Let us look at the impact of insects on a chosen species of vertebrate, the bird. We go bird watching or birding. Birding is the most common outdoor activity of people worldwide, generating hundreds of billions of dollars. Birding revenues generate more economic impact than all athletic enterprises combined. We understand that habitat loss, fragmentation, automobiles, and buildings and other structures have a huge impact on the decline of bird populations. Ninety-seven percent of terrestrial bird species use insects to feed their young. Sorry everyone, baby birds do not eat seed, milk, bread, or even Whataburger. They eat protein from insects and other Arthropods. With all the obstacles mankind has placed before bird survival, we now systematically starve their progeny. When science researchers speak of habitat loss, they are not describing real estate allocation or neighborhoods for birds, but the loss of native places that grow native insects that feed the next generation of birds. These insects require native plants for sustenance. It is the insect that moves energy from the plant to the animals more highly evolved.
As negligent as humans have been toward the cornucopia of living things provided to us, thankfully many people are realizing that unless we make a determined effort to preserve native species, the human race will suffer the fate of the insect and experience a drastic decline in population. What would happen if everyone growing plants in a pot or in their yard would replace them with native plants? Your neighbors may be of the mindset that “a plant is a plant.” There is some myth that a nursery plant is more beautiful than the native. Remember that the nursery’s alien plant you think is so pretty is likely a “weed” where it originates and bears secondary metabolites unfamiliar to native insect populations. If over a few years each of us replace our sterile yards with productive yards of predominantly native plants, the insects would return, and bird populations would rebound in most places.
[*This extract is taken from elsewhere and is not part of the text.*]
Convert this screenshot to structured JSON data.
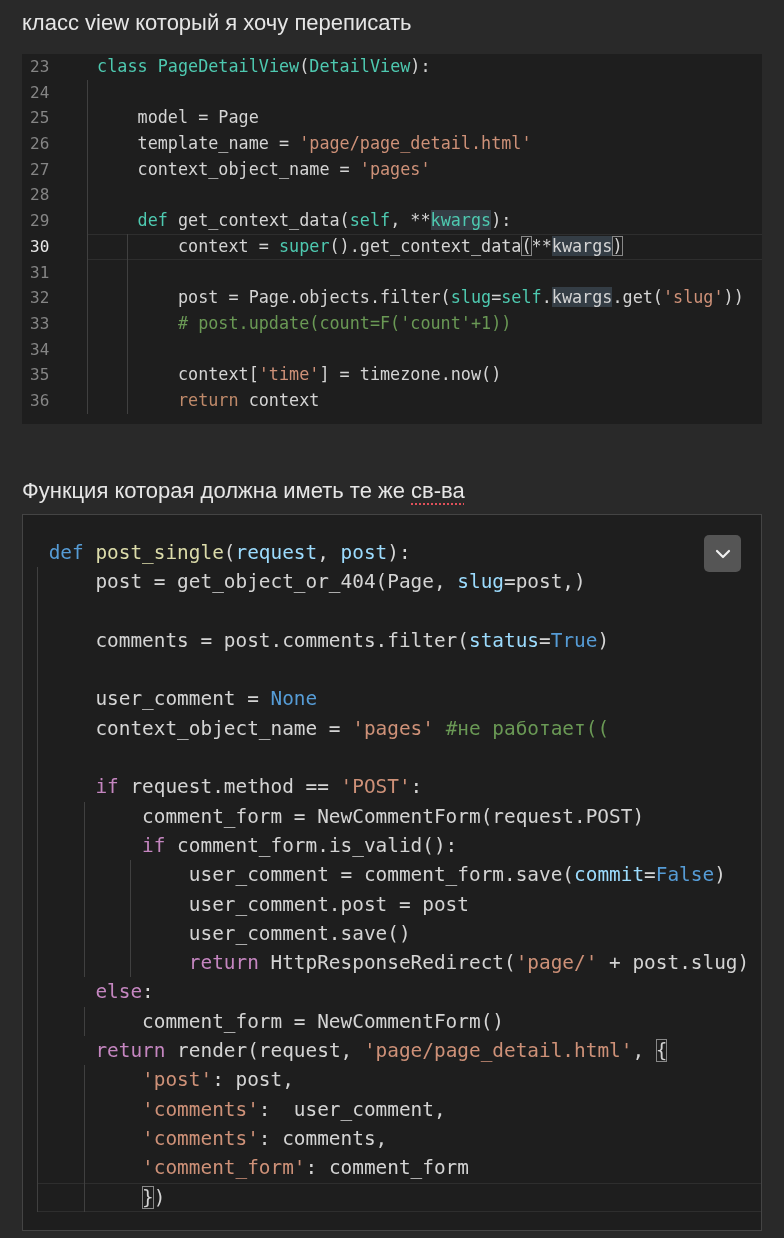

Urban centers easily can become part of the nature corridor for animal migration, for native plant restoration, and as a result, the bird population increases. Every yard should replace turf grass with native grasses and forbs. Yards should be modified. Removing turf grass and adding an understory of bushes around our trees grass will prevent tree damage. Hedgerows of alien plants can be hedgerows of native plants. Replacing alien plants with native plants will restore native insects. Guess what? Your neighbors will never know the difference in your plants but will recognize the differences in the insects they see, notably the butterflies. You will be modeling for your neighbors and neighborhood. Are you going to have insects that annoy you? Yes. Are your children and grandchildren going to see fireflies and click beetles? Absolutely. Will this happen overnight? No. Ten years appears to be the time it takes to begin seeing large changes in these conversions. If native plants are reestablished, increase populations of insects will follow, and our grandchildren will enjoy the green glow of the firefly.
This article first appeared in the Corpus Christi Caller-Times on July 26, 2020.